Sur quelle pièce travaillez-vous en ce moment ?
Sur un livre que j'avais réalisé une première fois lors de ma résidence en 2014 à La Calypso. Pour cette co-résidence à Permis de construire (1) avec les membres de La Calypso j'ai décidé de le retravailler.
Cette résidence est une sorte de reboot de celle que j'avais faite. Je voulais donc refaire ce bouquin, parce que tel qu'il a été fait la première fois, il y avait des calques et ça ne fonctionnait pas, or je voulais que l'image soit vraiment séparée. Alors je me suis dit que c'était une bonne occasion de reprendre ce qui avait déjà été fait et qui ne m'avait alors pas convaincu à 100%. Donc, j'ai repris les pages en papier calque rhodoïde qui sont au milieu, que j'ai remplacé par des pages blanches.
Le principe de ce livre est que j'ai pris de L'Odyssée, la partie où Ulysse arrive sur l'île de Calypso. Il y est bien accueilli, et un jour Hermès vient voir Calypso pour lui dire qu'il est temps de libérer Ulysse parce que ça fait déjà dix ans qu'il est là-bas et que ce n'est pas sa destinée que de passer sa vie sur cette île. J'ai repris la partie où Hermès arrive, celle de la description de la grotte de Calypso, qu'on peut lire, mais les textes se confondent avec les images. Pour chaque partie, il y a une image dans chaque page du rhodoïde qui est constituée par frappage. Une par exemple, est une photo que j'ai prise avec mon téléphone portable lors de la résidence au 4 Avenue de la Calypso et la dernière, une peinture qui représente une vision imaginaire de l'île de Calypso dans la peinture classique. C'est ce que j'explique dans les rabats du livre, on a une image constituée de deux images, une qui montre ce qui se passe sur l'île de Calypso et une autre ce qui se passe à la résidence de la Calypso. C'est pour ça que le livre s'appelle Mémoires à la Calypso, parce que je ne voulais pas que Calypso fasse référence à une personne parce que pour moi Calypso c'est aussi un lieu. L'idée m'est venue parce que d'abord j'ai été intriguée par le nom de la résidence et ensuite parce que cet épisode de L'Odyssée ressemblait beaucoup à ma propre expérience à la Calypso. Je voulais donc qu'il y ait une sorte de superposition, que ça fonctionne comme un palimpseste, que les couches fusionnent pour que la lecture ne soit pas simple dans un sens ou dans l'autre, entre l'histoire d'Ulysse écrite par Homère, les peintures représentant ce passage de l'histoire d'Ulysse et mon histoire personnelle à la Calypso, à travers les photos qui sont liées à mon séjour sur place. Par ce système de couches, voir et comprendre les différentes strates de lectures demande un peu de travail, il faut soulever un calque pour voir plus distinctement une image, ou celle qui est en dessous, ou alors pour tenter de lire le texte. Par différentes techniques, il y a certaines choses qu'on verra mieux que d'autres, et d'autres pas forcément.
L'histoire du livre est divisée en six parties : l’arrivée à la Calypso, la grotte/les rideaux de la résidence ; Ulysse se souciant de sa famille/Lou fumant une clope ; Calypso préparant le radeau d’Ulysse/ vue depuis la résidence ; derniers moments de tendresse entre Calypso et Ulysse/Baptiste et son ordinateur ; le bateau d’Ulysse, le départ/le tramway de Nantes.

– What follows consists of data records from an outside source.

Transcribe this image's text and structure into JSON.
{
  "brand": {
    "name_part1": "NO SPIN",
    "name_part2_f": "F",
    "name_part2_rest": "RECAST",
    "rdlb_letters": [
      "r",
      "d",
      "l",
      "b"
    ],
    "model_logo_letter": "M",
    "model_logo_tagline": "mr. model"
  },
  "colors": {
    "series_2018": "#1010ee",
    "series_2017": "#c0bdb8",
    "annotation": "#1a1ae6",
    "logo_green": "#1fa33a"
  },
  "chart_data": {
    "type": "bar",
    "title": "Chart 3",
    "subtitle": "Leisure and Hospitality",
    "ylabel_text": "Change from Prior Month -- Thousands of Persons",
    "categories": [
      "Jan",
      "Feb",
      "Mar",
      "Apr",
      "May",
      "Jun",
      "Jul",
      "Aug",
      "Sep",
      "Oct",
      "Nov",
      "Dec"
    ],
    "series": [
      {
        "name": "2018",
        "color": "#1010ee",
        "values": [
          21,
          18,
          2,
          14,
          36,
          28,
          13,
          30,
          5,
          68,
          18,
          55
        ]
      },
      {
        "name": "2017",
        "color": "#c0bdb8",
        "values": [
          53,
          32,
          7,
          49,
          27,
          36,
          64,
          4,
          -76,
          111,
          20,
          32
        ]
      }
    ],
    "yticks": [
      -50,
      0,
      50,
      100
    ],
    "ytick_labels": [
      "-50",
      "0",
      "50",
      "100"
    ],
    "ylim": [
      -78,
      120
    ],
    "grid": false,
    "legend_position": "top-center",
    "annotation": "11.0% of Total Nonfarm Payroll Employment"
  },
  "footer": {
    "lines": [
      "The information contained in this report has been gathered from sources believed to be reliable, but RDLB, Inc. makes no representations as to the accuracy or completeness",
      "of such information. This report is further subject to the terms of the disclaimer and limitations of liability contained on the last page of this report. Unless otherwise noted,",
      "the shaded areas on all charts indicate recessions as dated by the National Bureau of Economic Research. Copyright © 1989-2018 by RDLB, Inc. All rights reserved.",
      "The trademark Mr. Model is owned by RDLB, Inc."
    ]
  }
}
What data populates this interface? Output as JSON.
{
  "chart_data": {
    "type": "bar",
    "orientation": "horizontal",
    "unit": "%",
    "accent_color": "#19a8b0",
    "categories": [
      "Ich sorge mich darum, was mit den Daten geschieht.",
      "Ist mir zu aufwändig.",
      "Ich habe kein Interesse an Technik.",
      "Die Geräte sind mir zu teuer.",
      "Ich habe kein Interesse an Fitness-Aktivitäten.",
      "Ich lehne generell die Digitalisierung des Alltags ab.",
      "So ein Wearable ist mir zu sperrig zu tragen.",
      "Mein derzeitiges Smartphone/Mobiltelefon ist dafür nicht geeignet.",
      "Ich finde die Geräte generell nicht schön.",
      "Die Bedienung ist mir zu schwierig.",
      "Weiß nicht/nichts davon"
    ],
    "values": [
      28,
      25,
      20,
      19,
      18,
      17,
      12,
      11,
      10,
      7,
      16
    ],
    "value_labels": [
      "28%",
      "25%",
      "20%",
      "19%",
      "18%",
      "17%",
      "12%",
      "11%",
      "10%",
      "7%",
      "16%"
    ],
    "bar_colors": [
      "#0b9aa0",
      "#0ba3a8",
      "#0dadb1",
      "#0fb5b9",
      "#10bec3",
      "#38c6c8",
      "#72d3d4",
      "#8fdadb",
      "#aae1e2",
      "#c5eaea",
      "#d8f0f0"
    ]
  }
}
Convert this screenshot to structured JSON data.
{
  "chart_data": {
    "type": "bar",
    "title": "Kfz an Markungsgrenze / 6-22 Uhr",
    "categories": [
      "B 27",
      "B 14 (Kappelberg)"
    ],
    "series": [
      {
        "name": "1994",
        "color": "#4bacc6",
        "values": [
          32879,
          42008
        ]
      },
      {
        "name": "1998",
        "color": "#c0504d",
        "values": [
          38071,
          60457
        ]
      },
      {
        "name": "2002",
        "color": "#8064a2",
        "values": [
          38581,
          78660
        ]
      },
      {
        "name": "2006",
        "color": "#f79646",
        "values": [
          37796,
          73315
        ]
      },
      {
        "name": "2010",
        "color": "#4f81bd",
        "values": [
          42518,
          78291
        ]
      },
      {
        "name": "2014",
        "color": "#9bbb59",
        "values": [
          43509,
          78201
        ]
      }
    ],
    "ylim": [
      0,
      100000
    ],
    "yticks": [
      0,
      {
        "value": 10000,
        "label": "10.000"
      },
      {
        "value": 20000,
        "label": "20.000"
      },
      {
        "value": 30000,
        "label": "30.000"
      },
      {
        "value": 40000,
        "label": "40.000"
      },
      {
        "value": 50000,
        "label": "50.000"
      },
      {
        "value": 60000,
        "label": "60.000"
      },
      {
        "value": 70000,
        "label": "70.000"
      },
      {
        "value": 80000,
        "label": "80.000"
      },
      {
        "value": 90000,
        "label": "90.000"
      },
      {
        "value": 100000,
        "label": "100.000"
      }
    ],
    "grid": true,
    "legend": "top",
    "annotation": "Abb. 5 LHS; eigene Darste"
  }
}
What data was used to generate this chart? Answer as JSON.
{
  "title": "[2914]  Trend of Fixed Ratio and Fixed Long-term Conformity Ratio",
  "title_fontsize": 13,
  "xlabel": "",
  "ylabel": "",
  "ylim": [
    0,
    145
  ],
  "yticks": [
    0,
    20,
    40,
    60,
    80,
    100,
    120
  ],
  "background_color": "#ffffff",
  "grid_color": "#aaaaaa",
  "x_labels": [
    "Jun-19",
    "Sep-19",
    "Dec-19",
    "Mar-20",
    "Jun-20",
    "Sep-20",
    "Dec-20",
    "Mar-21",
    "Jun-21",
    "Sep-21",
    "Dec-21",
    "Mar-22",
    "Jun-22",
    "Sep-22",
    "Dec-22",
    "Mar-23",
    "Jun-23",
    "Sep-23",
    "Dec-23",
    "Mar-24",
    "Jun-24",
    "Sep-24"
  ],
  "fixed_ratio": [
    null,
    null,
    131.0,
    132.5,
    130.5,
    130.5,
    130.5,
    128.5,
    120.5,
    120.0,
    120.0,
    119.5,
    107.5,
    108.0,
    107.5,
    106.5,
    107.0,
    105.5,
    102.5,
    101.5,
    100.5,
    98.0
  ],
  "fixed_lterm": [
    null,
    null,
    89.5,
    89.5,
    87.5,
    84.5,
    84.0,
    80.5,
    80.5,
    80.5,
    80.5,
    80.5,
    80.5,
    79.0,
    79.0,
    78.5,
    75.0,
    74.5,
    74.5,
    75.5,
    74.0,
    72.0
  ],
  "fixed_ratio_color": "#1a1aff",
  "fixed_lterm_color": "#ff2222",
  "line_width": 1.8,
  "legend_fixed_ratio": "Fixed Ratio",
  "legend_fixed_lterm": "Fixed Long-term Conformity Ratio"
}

Comment choisissez-vous les médiums artistiques que vous utilisez ?
Ça dépend des projets. Il y a deux choses : est-ce que tel médium peut répondre à ce que j’ai envie de raconter et la question de la contrainte financière. J’aime bien les petits formats, les éditions, parce qu’ils répondent bien à cette question de contrainte financière, mais de stockage aussi. Là, je voulais mettre en parallèle et faire fusionner les deux histoires, deux temps de résidence, de passage dans un lieu détaché du monde au niveau temporel mais aussi géographiquement. Je voudrais aussi faire une installation à partir du contenu du livre. Je vais choisir des pages, les imprimer en taille d’affiche et les suspendre pour qu’on puisse déambuler autour, mais en gardant les pages blanches devant et derrière. Je ne sais pas encore si elles seront imprimées sur du papier calque, ça va dépendre du budget notamment, mais aussi du rendu. Je pensais aussi peut-être avoir des jeux de lumière devant et derrière. On verra.

Comment passez-vous de l'idée d'une pièce à sa réalisation ?
Je me pose beaucoup de questions que je laisse mijoter parce que je ne sais pas instinctivement ce que je veux. Il me faut beaucoup de temps avant qu’une idée devienne convaincante déjà pour moi. Parce que si ça ne me convainc pas j’aurais du mal à en parler aux autres. Mais c’est aussi bien d’en discuter avec les autres, d’être à plusieurs pour bosser parce que quand je suis toute seule avec mes questions je n’avance pas forcément. Mon rythme, c’est que j’ai un long moment de préparation avant de savoir ce que je veux et finalement le moment de production plastique peut durer très peu de temps. Au final, le fait d’être plusieurs, va rallonger ce petit moment de production parce qu’il va empiéter sur toute la préparation antérieure faite de questions et d’échanges. Il y a donc une sorte d’inversement de mon schéma de travail. Quand je suis toute seule, je mets trop de temps à savoir ce que je veux, donc ça me fait du bien de partager un atelier ; et puis le fait d’avoir une date butoir joue aussi.
Sinon, il n’y a pas vraiment de moment de passage à l’acte parce qu’entre le moment où j’ai l’idée, où elle se développe et devient le noyau de ce que je produis, ce processus là est déjà un moment de production. Il n’y a pas de réelle scission entre les deux.  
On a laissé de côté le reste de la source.